Salah satunya soal gimmick Mr J sebagai Ketua Dewan Pembina PSI periode 2025-2030. Sosok J ini seolah digiring menjurus ke Jokowi meski hingga kini masih dirahasiakan parpol pimpinan Kaesang Pangarep itu.
"Mau bikin manuver apalagi untuk memviralkan PSI? Publik enggak mempan lagi dikibulin. Manuver Jokowi membranding PSI dengan gimmick Mr J enggak akan laku di tengah utang-utang dan tekanan ekonomi," kata Direktur Gerakan Perubahan, Muslim Arbi kepada RMOL, Minggu, 12 Oktober 2025.
Alih-alih mengangkat kembali pamor positif Jokowi, Muslim justru membaca ada gelagat publik lebih tertarik jika Presiden Prabowo membersihkan kabinetnya dari orang-orang dekat Jokowi yang kerap disebut "Geng Solo".
Contoh yang sudah dilakukan adalah dengan memecat loyalis Jokowi, Budi Arie Setiadi dari kursi Menteri Koperasi. Budi Arie kerap disorot karena namanya kerap dikait-kaitkan dengan kasus judi online di meja persidangan.

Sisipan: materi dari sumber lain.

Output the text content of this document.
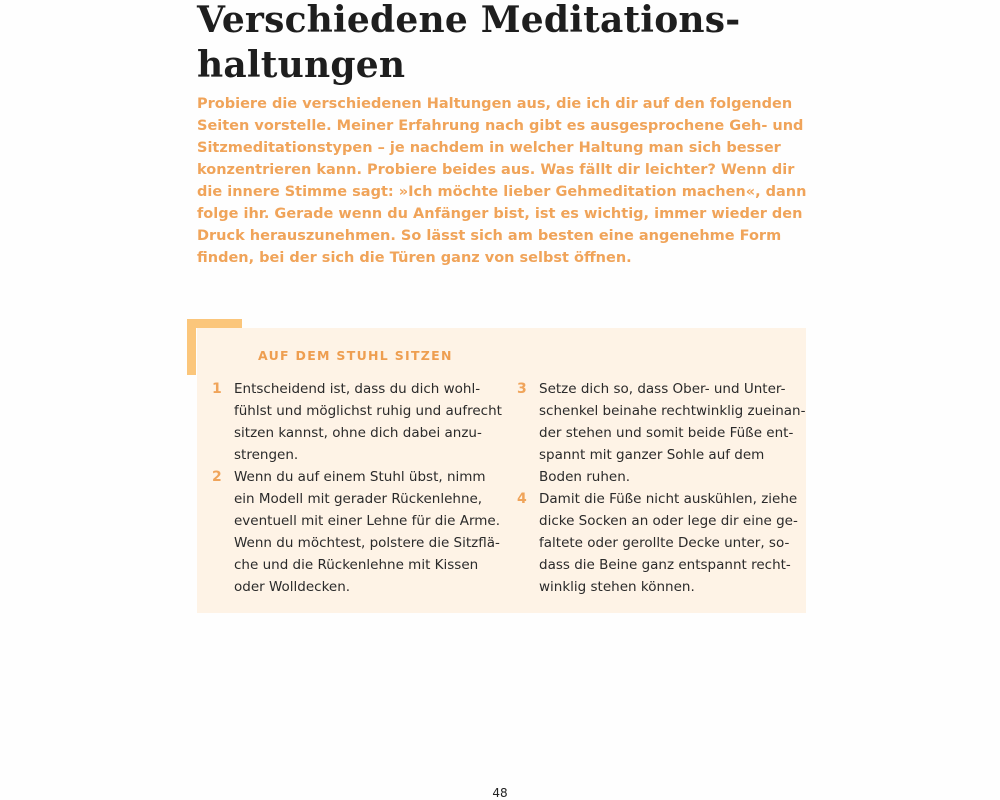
Verschiedene Meditations-
haltungen
Probiere die verschiedenen Haltungen aus, die ich dir auf den folgenden
Seiten vorstelle. Meiner Erfahrung nach gibt es ausgesprochene Geh- und
Sitzmeditationstypen – je nachdem in welcher Haltung man sich besser
konzentrieren kann. Probiere beides aus. Was fällt dir leichter? Wenn dir
die innere Stimme sagt: »Ich möchte lieber Gehmeditation machen«, dann
folge ihr. Gerade wenn du Anfänger bist, ist es wichtig, immer wieder den
Druck herauszunehmen. So lässt sich am besten eine angenehme Form
finden, bei der sich die Türen ganz von selbst öffnen.
AUF DEM STUHL SITZEN
1 Entscheidend ist, dass du dich wohl-
fühlst und möglichst ruhig und aufrecht
sitzen kannst, ohne dich dabei anzu-
strengen.
2 Wenn du auf einem Stuhl übst, nimm
ein Modell mit gerader Rückenlehne,
eventuell mit einer Lehne für die Arme.
Wenn du möchtest, polstere die Sitzflä-
che und die Rückenlehne mit Kissen
oder Wolldecken.
3 Setze dich so, dass Ober- und Unter-
schenkel beinahe rechtwinklig zueinan-
der stehen und somit beide Füße ent-
spannt mit ganzer Sohle auf dem
Boden ruhen.
4 Damit die Füße nicht auskühlen, ziehe
dicke Socken an oder lege dir eine ge-
faltete oder gerollte Decke unter, so-
dass die Beine ganz entspannt recht-
winklig stehen können.
48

"Rakyat lebih tertarik Presiden Prabowo menumpas pejabat Geng Solo, ini lebih trending dibanding gimmick Mr J untuk kelabui publik. Rakyat pasti sudah bosan dengan gimmick menipu itu," pungkas Muslim.
Sumber: rmol
Artikel Terkait
Anies Baswedan Buka Suara: Tak Menyesal Bantu Jokowi, Tegaskan Keputusan Masa Lalu Sesuai Konteks
Larangan Demo di Bundaran HI Menuai Kritik Tajam: LBH Jakarta Tegaskan Polisi Jangan Ngarang Soal Objek Vital Nasional
Peta Kekuatan Pilpres 2029: Siapa King Maker di Balik Layar Perebutan Kursi Presiden?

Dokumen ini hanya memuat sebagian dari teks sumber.